I thought everybody made chia pudding. Ok, not everybody… but everybody that I know. I am studying naturopathic medicine, after all. Just recently, however, a couple of people asked me if I’d ever made chia pudding and if I had any ideas for what to do with these fantastic little seeds. As it happens, I do. I eat these little guys on a regular basis. Watch out, though. They’re tricksters. They’re chock full of good-for-you stuff, and yet, here they are disguised in pudding form. Yep. Pudding that is good for you. So basically what I’m saying is that you can have your cake (or pudding in this case) and eat it too. Doesn’t that feel like a trick? Like, “Ahhh Ha!! You ate every bite of that and you thought it was dessert.” It’s totally awesome.
You and I both know that you don’t need me to tell you how to make chia pudding. You can just google it and a thousand different recipes will come up. But you came here (yay!) and I am so sincerely grateful for that. So I made you a chia pudding.
If you like coconut, or love it like I do, this may be a good match for you. But if you don’t, then just take this recipe as a general guideline and trust in your intuitive cooking skills (they’re in there) and figure out what you like. Making chia pudding is sooo easy and it’s incredibly forgiving. If you don’t have these ingredients on hand, try something you do have. To be totally honest, my favourite combination is with unsweetened chocolate almond milk, but I didn’t have any when I was making this and coconut milk is a close second. Then you just stir in what you like—fresh, frozen, or dried fruit, toasted nuts or seeds, cocao nibs, honey, cinnamon, even cocoa powder, you name it–and you’re there.
Add some more coconut sugar or maple syrup to it for a more profound dessert, omit the sugar and add fruit for breakfast, or leave it as is when you need just a little something sweet. I love to eat this as an afternoon snack when that brownie in the caf is calling my name. You know the one!! The beauty of the chia pudding is that you can get an afternoon sweet fix, if you so desire, without the sugar crash that can often accompany it. This is totally the kind of trick that you can play on me any time.
Triple Coconut Chia Pudding with Berries
Serves 2, generously
// Ingredients //
1 cup coconut milk, light or regular – your choice
½ cup almond milk
¼ cup chia seeds
2 tsp coconut sugar, or more to taste (or sweetener of your choice)

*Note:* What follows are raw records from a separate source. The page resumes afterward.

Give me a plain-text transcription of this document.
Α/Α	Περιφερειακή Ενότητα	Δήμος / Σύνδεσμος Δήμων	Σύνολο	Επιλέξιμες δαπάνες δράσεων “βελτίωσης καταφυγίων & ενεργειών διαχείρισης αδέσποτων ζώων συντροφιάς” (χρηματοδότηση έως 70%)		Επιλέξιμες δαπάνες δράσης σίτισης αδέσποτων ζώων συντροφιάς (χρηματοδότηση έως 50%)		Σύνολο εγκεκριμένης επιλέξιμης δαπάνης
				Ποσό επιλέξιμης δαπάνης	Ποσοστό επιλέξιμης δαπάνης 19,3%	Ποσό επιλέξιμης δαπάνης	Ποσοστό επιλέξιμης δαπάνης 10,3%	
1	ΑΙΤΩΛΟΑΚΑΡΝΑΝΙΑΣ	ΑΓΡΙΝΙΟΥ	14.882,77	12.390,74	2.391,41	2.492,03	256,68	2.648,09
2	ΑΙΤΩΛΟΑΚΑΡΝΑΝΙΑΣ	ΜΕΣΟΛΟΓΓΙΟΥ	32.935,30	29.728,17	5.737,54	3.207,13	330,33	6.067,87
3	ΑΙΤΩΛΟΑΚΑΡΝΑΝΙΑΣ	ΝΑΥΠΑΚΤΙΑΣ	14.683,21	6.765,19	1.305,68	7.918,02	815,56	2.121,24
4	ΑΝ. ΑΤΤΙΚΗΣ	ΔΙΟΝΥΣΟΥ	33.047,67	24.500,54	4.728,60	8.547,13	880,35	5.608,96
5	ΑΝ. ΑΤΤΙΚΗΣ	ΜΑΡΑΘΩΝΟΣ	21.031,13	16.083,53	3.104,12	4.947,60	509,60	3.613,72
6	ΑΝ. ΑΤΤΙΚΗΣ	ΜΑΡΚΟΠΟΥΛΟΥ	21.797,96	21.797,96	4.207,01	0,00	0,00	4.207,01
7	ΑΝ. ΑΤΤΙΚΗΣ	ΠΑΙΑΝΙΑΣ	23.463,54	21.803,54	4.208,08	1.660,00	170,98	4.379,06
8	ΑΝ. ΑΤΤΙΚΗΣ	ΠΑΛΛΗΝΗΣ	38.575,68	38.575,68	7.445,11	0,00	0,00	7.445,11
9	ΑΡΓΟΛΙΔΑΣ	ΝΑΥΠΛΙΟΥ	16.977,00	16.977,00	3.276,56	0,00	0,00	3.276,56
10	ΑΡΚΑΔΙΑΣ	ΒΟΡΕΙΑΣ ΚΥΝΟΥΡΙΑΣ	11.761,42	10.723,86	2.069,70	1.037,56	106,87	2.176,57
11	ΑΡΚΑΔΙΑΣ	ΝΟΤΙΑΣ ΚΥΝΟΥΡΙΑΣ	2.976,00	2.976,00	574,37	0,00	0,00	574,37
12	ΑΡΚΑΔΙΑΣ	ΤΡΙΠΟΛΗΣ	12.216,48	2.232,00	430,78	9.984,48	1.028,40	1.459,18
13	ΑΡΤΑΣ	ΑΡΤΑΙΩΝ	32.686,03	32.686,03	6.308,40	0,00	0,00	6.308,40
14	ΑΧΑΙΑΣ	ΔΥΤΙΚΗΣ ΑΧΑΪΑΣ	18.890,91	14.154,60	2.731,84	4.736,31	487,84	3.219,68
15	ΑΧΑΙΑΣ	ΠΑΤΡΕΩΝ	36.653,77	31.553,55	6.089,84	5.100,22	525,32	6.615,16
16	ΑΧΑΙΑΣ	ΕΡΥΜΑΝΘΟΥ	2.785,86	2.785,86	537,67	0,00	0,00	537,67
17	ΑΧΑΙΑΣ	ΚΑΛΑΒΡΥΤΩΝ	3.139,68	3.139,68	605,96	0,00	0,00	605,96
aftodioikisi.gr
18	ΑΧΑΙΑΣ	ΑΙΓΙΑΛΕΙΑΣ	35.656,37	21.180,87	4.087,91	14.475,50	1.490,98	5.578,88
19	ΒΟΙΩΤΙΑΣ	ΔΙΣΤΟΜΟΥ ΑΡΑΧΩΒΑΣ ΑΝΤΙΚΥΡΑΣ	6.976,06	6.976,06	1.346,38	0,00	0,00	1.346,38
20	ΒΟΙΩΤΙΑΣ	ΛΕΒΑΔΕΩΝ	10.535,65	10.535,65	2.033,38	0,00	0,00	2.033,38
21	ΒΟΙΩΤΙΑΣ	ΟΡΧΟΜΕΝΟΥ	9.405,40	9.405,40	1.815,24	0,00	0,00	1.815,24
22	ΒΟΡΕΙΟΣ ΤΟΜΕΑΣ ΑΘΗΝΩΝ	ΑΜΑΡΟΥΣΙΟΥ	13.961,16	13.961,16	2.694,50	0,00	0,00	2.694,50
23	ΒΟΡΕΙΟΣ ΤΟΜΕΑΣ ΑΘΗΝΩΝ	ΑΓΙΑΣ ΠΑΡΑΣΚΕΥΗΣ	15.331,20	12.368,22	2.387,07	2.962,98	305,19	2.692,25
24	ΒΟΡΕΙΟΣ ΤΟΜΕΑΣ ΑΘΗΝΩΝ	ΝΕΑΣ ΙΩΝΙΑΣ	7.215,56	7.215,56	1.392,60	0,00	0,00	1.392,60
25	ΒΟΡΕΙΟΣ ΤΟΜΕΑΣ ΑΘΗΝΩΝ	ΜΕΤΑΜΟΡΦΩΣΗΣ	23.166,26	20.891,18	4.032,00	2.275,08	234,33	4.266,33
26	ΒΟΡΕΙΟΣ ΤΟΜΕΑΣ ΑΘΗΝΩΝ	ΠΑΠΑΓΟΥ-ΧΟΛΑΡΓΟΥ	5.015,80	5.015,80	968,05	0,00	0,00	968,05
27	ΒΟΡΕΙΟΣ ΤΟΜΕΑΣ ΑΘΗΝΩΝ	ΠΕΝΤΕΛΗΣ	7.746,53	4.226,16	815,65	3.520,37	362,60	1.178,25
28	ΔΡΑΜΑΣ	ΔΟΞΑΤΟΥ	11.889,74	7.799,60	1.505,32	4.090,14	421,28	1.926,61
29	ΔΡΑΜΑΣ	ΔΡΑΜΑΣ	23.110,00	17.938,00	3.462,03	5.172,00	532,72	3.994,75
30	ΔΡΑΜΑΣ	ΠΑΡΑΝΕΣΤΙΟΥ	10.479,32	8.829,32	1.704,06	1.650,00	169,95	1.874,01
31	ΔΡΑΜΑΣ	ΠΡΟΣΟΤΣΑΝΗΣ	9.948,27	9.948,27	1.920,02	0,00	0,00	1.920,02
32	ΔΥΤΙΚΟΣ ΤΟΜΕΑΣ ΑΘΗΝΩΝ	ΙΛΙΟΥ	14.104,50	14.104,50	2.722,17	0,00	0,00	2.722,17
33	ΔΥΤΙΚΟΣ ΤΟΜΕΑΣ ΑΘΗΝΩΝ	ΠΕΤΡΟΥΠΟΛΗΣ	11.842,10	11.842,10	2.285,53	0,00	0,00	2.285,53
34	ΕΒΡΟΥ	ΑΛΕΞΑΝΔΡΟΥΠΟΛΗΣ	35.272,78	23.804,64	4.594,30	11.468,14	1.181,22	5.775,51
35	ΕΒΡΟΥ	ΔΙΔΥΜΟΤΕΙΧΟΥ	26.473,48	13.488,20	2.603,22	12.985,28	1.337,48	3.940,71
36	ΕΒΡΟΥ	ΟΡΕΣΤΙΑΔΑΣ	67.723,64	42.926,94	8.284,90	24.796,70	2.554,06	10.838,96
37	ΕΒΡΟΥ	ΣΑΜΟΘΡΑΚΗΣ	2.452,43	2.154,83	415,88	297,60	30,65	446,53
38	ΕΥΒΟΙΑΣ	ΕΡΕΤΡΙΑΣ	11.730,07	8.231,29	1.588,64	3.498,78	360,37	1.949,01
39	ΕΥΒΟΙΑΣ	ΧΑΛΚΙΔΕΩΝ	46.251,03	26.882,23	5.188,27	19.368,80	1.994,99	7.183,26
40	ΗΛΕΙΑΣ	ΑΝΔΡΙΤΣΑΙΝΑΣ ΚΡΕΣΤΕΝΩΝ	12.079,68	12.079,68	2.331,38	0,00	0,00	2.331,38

1 tsp coconut extract, optional
1/3 cup unsweetened, shredded coconut, divided
1 cup frozen berries, or fruit of your choice ***I like using unsweetened frozen berries for the juices they release when they thaw.
Spread the unsweetened, shredded coconut on the a large skillet and heat over medium low heat. Stir frequently to help it brown evenly. Also keep your eye on it. Coconut has a tendency to burn easily. Once browned, remove from heat. Place the frozen berries, if using, in a bowl in your fridge to thaw.
There are two options for making the chia pudding:
- Place the coconut milk, almond milk, chia seeds, coconut sugar, and coconut extract (if using) in a blender and blend until smooth.
- At this point you can taste to see if it needs more sweetener. Adjust if needed and blend again.
- Pour it into a bowl and stir in ¼ cup of the toasted coconut.
- Refrigerate overnight or for several hours. The longer you can leave it in, the better. *** It tastes better once it’s had a chance to sit.
- This method produces a thicker pudding with less of a seeded texture.
- Place the coconut milk, almond milk, chia seeds, coconut sugar, and coconut extract (if using) in a bowl and whisk vigorously to avoid clumping. Whisk until it comes together. Stir in the toasted coconut. Refrigerate for several hours or overnight. Again, the longer you can leave it in, the better.
- This method allows for a little more texture.
When you’re ready to serve it, divide the chia pudding into bowls and top with the berries and berry juice. Top with more toasted coconut.
UPDATE: I ate the pudding again 48 hours after I’d made it. At the time I made it, I just added the (still) frozen berries on top and put in all in the fridge together. Wow! The flavour really popped once it had a longer chance to sit.
* I like the extra punch I get from using coconut extract, but it’s totally optional.
* You can use a mixture of shredded and flaked coconut. I put shredded in the pudding and topped with flaked because I thought it was prettier.